Outros “pontos de inflexão”, como o colapso das camadas de gelo da Groenlândia ou do oeste da Antártida , ou ainda a incapacidade das plantas de absorver mais carbono do que emitem, permanecem desconfortavelmente próximos a nosso futuro se o aquecimento global continuar inabalável.

  • 28%

DA ELETRICIDADE DO MUNDO A PARTIR DE FONTES RENOVÁVEIS

Os analistas da Agência Internacional de Energia (IEA) projetam que as energias renováveis em breve ultrapassarão o carvão e o gás natural como fontes de energia, tornando-se a maior fonte de energia global até 2025. Ao contrário das previsões no início da pandemia de covid-19, a instalação de projetos de energia renovável — principalmente solar e eólica — disparou em 2020, e as previsões da IEA só aumentam.
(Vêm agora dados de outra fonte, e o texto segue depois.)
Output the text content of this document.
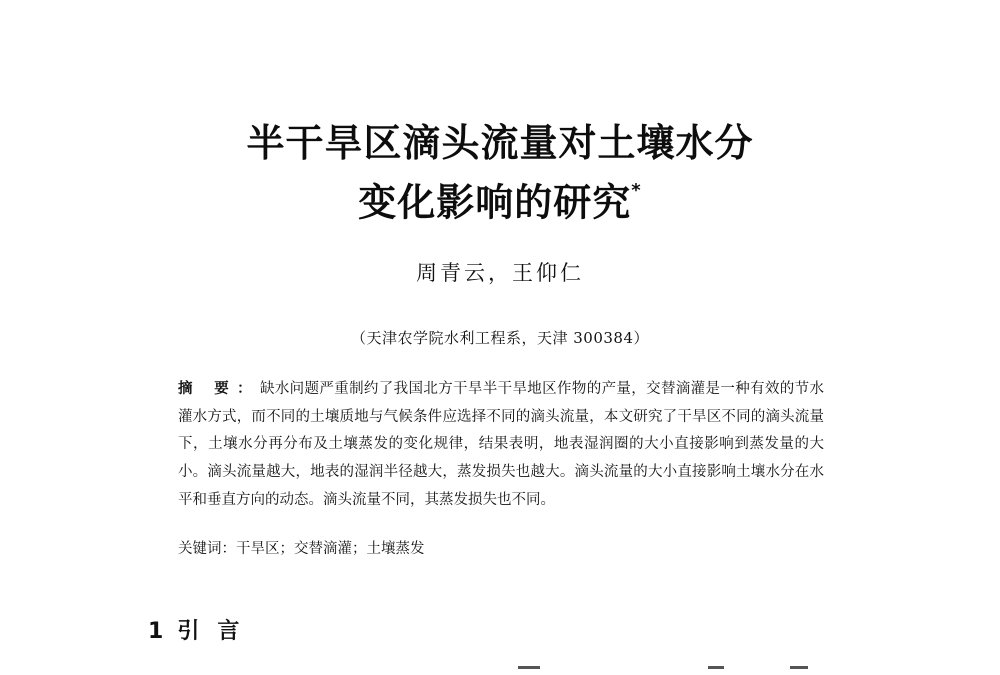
半干旱区滴头流量对土壤水分
变化影响的研究*
周青云，王仰仁
（天津农学院水利工程系，天津 300384）
摘 要：缺水问题严重制约了我国北方干旱半干旱地区作物的产量，交替滴灌是一种有效的节水灌水方式，而不同的土壤质地与气候条件应选择不同的滴头流量，本文研究了干旱区不同的滴头流量下，土壤水分再分布及土壤蒸发的变化规律，结果表明，地表湿润圈的大小直接影响到蒸发量的大小。滴头流量越大，地表的湿润半径越大，蒸发损失也越大。滴头流量的大小直接影响土壤水分在水平和垂直方向的动态。滴头流量不同，其蒸发损失也不同。
关键词：干旱区；交替滴灌；土壤蒸发
1 引言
Mas será rápido o bastante? Para cumprir as metas de emissão líquida zero, as energias renováveis terão que substituir quase completamente o carvão e o gás até meados deste século — e também a gasolina, em uma transição para carros elétricos. Muitos países, como a China, a Coreia do Sul e a Espanha, estão expandindo drasticamente suas capacidades de energia renovável — e suas ambições. Os Estados Unidos também precisarão seguir esse exemplo: em 2019, ainda produziam apenas 17,6% de sua energia proveniente de fontes renováveis, atrás da média global de 28%.

  • 51%

DE NORTE-AMERICANOS COM MENOS DE 45 ANOS AFIRMAM QUE AS MUDANÇAS CLIMÁTICAS INFLUENCIARAM SUA DECISÃO SOBRE ONDE MORAR

Esse é o porcentual de norte-americanos com menos de 45 anos que ponderam sobre as mudanças climáticas ao decidir onde morar, segundo uma pesquisa recente da National Geographic e da Morning Consult. Os homens são mais propensos a considerar as mudanças climáticas do que as mulheres, os liberais, mais do que os conservadores e os jovens, mais do que os mais velhos.

O reconhecimento de que as mudanças climáticas são reais, que estão em andamento neste momento e que afetam pessoalmente a vida de todos, o suficiente para influenciar a escolha da moradia — é impressionante, afirma Jennifer Marlon, pesquisadora do Centro de Comunicação Climática da Universidade de Yale. Sua equipe conduz pesquisas desde 2010, perguntando aos norte-americanos sobre sua compreensão e suas opiniões sobre as mudanças climáticas.

“Nos últimos cinco anos, os resultados começaram a mudar”, conta ela. Nas pesquisas de sua equipe, ela destaca em especial a quantidade de pessoas “alarmadas” com as mudanças climáticas — aquelas que provavelmente levarão a questão a sério, se organizarão politicamente e pressionarão por mudanças nas políticas — dobrou desde 2015.

Mudanças como essas, pondera Marlon, impulsionarão iniciativas climáticas futuras — o que, por sua vez, contribuirá para atrair muitos norte-americanos ainda somente um pouco ou moderadamente interessados nas mudanças climáticas. À medida que um novo presidente assume o cargo com uma ambiciosa agenda climática, poderemos descobrir em breve se Marlon está certa.